En était-il de même de la sculpture monumentale ? En 1035, Gérard, archevêque de Cambrai, tint à Arras un concile dirigé contre une secte de manichéens qui attaquaient l’usage des images dans les églises. Dans la profession de foi qu’il oppose à ses adversaires, il est question des « linéamens de la peinture » qui permettent aux illettrés de contempler le Christ et les saints[2] : la sculpture n’est pas mentionnée et nous avons par là une preuve certaine qu’elle ne tenait pas encore une place très importante dans l’ornementation iconographique des églises.
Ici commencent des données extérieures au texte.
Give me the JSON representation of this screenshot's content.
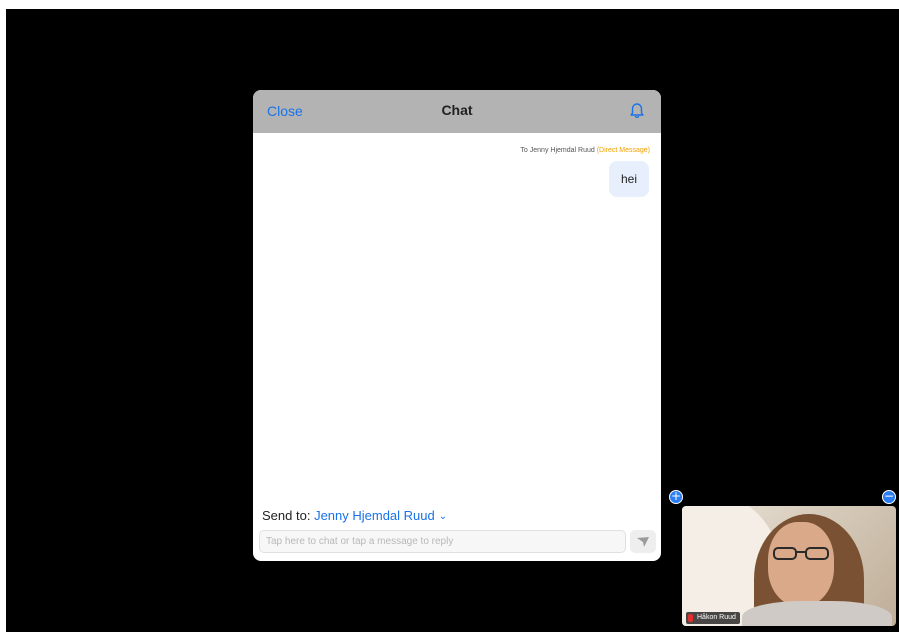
{
  "chat": {
    "close_label": "Close",
    "title": "Chat",
    "bell_icon": "bell-icon",
    "message": {
      "to_prefix": "To",
      "recipient": "Jenny Hjemdal Ruud",
      "dm_label": "(Direct Message)",
      "text": "hei"
    },
    "send_to_label": "Send to:",
    "send_to_target": "Jenny Hjemdal Ruud",
    "input_placeholder": "Tap here to chat or tap a message to reply",
    "send_icon": "send-icon"
  },
  "video": {
    "participant_name": "Håkon Ruud",
    "mic_status": "muted",
    "expand_icon": "plus-icon",
    "collapse_icon": "minus-icon"
  },
  "colors": {
    "accent": "#1a73e8",
    "dm_highlight": "#f2a000",
    "header_bg": "#b3b3b3",
    "bubble_bg": "#e6effb",
    "background": "#000000"
  }
}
Faut-il croire cependant, comme vient de le soutenir M. Marignan[3], que son rôle ait été entièrement nul et que même les chapiteaux historiés n’apparaissent pas dans les églises « avant le dernier tiers du XIIe siècle ? » Des faits nombreux, nous l’avons vu, démentent cette théorie pour le Midi. Le Nord lui-même a connu, avant le XIIe siècle, des rudimens de sculpture monumentale. Flodoard cite l’inscription qui accompagnait les effigies de Louis le Pieux et d’Etienne III au portail de la cathédrale de Reims, sculpté sous l’épiscopat d’Ebbon (816-821). La vérité est que la sculpture employée dans l’ornementation des édifices du Nord, s’inspirait surtout de la formule décorative. Des chapiteaux couverts de feuillage en méplat ou d’ornemens géométriques, des têtes décoratives, des animaux réels ou fantastiques, voilà ce qu’on devait voir surtout dans les églises du Nord avant le XIIe siècle. Tel est par exemple le caractère des chapiteaux si barbares qui furent sculptés par Hunald entre 1016 et 1018 dans la crypte de Saint-Bénigne de Dijon ; les faces de leurs corbeilles sont ornées d’oiseaux à gros bec, de têtes fantastiques, de torsades, d’entrelacs.
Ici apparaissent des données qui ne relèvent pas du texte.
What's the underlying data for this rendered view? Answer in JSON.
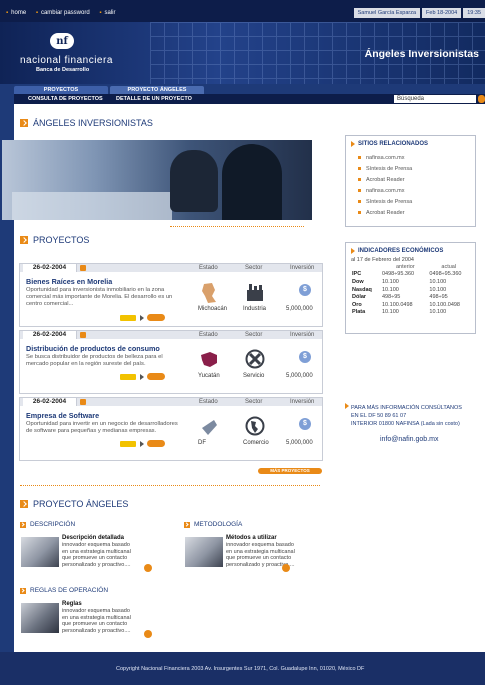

Un essai de décor iconographique apparaît même sur les chapiteaux de Saint-Germain-des-Prés conservés au palais des Thermes, où l’on peut voir un Christ de majesté entouré d’anges. Toutes ces figures d’un style très barbare montrent que la sculpture monumentale n’était pas inconnue dans le

  1. Thomas, les Miracles de N. -D. de Chartres. (Biblioth. École des Chartes, 1881, 509).
  2. Patrologie latine, t. 142, ch. XIII-XIV.
  3. Les Méthodes du passé dans l’Archéologie, Paris, 1911, p. 58 et 77.